The agency has stated that: “When it comes to alcohol use, we know that impairment begins before a person’s BAC reaches 0.08 percent, the current legal limit in the United States.” The agency has also stated that: “In fact, by the time it reaches that level, the risk of a fatal crash has more than doubled. That is why states should lower BAC levels to 0.05— or even lower.”
The agency issued the recommendation while admitting that “the amount consumed and crash risk is not well understood.” Admitting that “We need more and better data to understand the scope of the problem and the effectiveness of countermeasures.”
What is most intriguing about the NTSB recommendation is that the “Mothers Against Drunk Driving founder, Candace Lightner, who led the successful national campaign in the 1980s to crack down on drunk driving after her daughter was killed in an alcohol-induced accident, doesn't support the proposal,” stating: "I don't believe it is a practical long-term solution," she told U.S. News. "You could go to 0.0 and that would save lives. You could go to a 40 mph speed limit and that would save lives, but you have to look at what's realistic."

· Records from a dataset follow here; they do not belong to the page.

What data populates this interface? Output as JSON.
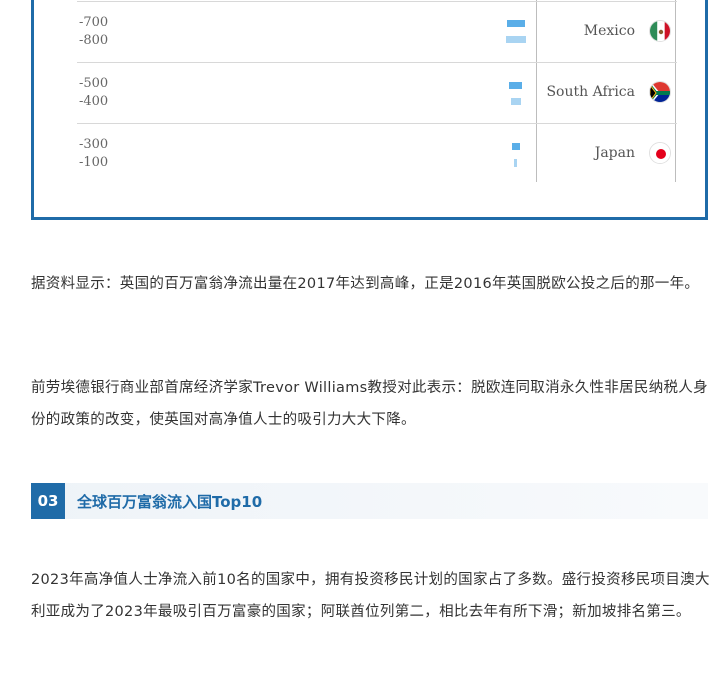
{
  "chart": {
    "rows": [
      {
        "country": "Mexico",
        "values": [
          "-700",
          "-800"
        ],
        "flag": "mexico-flag-icon",
        "bars": [
          {
            "value": -700,
            "shade": "dark"
          },
          {
            "value": -800,
            "shade": "light"
          }
        ]
      },
      {
        "country": "South Africa",
        "values": [
          "-500",
          "-400"
        ],
        "flag": "south-africa-flag-icon",
        "bars": [
          {
            "value": -500,
            "shade": "dark"
          },
          {
            "value": -400,
            "shade": "light"
          }
        ]
      },
      {
        "country": "Japan",
        "values": [
          "-300",
          "-100"
        ],
        "flag": "japan-flag-icon",
        "bars": [
          {
            "value": -300,
            "shade": "dark"
          },
          {
            "value": -100,
            "shade": "light"
          }
        ]
      }
    ],
    "colors": {
      "frame": "#1f6ba8",
      "bar_dark": "#5aaee8",
      "bar_light": "#a9d4f2"
    }
  },
  "paragraphs": {
    "p1": "据资料显示：英国的百万富翁净流出量在2017年达到高峰，正是2016年英国脱欧公投之后的那一年。",
    "p2": "前劳埃德银行商业部首席经济学家Trevor Williams教授对此表示：脱欧连同取消永久性非居民纳税人身份的政策的改变，使英国对高净值人士的吸引力大大下降。",
    "p3": "2023年高净值人士净流入前10名的国家中，拥有投资移民计划的国家占了多数。盛行投资移民项目澳大利亚成为了2023年最吸引百万富豪的国家；阿联酋位列第二，相比去年有所下滑；新加坡排名第三。"
  },
  "section": {
    "number": "03",
    "title": "全球百万富翁流入国Top10"
  }
}
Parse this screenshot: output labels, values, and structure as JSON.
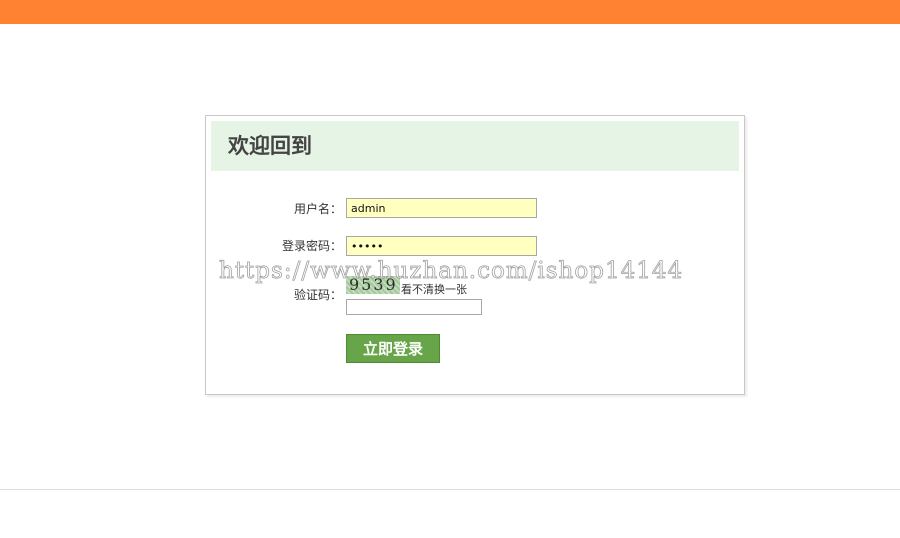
{
  "colors": {
    "top_bar": "#ff8132",
    "header_bg": "#e6f4e6",
    "input_bg": "#ffffc0",
    "button_bg": "#67a548"
  },
  "login": {
    "title": "欢迎回到",
    "username": {
      "label": "用户名：",
      "value": "admin"
    },
    "password": {
      "label": "登录密码：",
      "value": "12345"
    },
    "captcha": {
      "label": "验证码：",
      "image_text": "9539",
      "refresh_label": "看不清换一张",
      "value": ""
    },
    "submit_label": "立即登录"
  },
  "watermark": "https://www.huzhan.com/ishop14144"
}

Ms. Lightner also stated that “The laws would likely save lives in the short-term due to media attention, she said, but ultimately ‘won't be enforced and will be a waste of time,’ distracting from what she sees as the most significant highway safety issues: high-BAC drunk driving, drugged driving and distracted driving,” all of which are legitimate concerns.
LOWERING DUI LEGAL LIMIT: 0.05% - SET BY STATES
As we know, States set their own legal BAC limits, but the federal government is able to gain compliance of the State by tying it to federal funding. If a State declines that which the federal government is selling, the State loses out on receiving federal highway safety funds. Based on this principle, since 2004 all of the 50 states have adopted a legal limit of 0.08%. This was at the urging of both MADD and the NTSB.
Regarding the issue, Ms. Lightner has stated that "Years ago, I wasn't really hot on .08," said Lightner, who left MADD in 1985. "I didn't think it would be enforceable and that it would work, and I've heard it isn't being enforced. But we're at .08 now, so I'm going to say leave it there." According to many news sources, MADD's current leadership has indicated that it will not actively push to lower the legal blood alcohol limit, which the NTSB believes could save 1,000 lives a year.
Regarding lowering the limit to 0.055, Lightner has also indicated that "Running around trying to arrest everyone at .05 is impractical.” Further, that “Police and prosecutors she spoke with said the lower limit would be ‘very hard to prosecute,’" in part because many of those drivers would pass the field sobriety tests, leaving only subjective evidence of impairment.”
After leaving MADD, Ms. Lightner became critical of the group she helped build into a national activist organization, referring to it as "neo-prohibitionist," But she now claims that disagreement has ended. "I believe they're off that kick," Ms. Lightner said. "It was a long, long time ago. Unfortunately the Internet has a habit of keeping old comments alive."
CREATING THE WE SAVE LIVES ORGANIZATION
Lightner recently formed a new organization, We Save Lives, to coordinate among groups that oppose drugged and distracted driving and she remains proud of her work to raise the national drinking age to 21 as a way to reduce drunk driving. "I was the one who initiated raising the drinking age to 21 and I stand by it," she said. "That was my thing. I believe in it strongly and support it all the way."
As part of its campaign to lower the legal limit, the National Transportation Safety Board also is seeking a ban on hands-free technology in cars, which in my opinion demonstrates its overzealous approach to lowering the legal limit.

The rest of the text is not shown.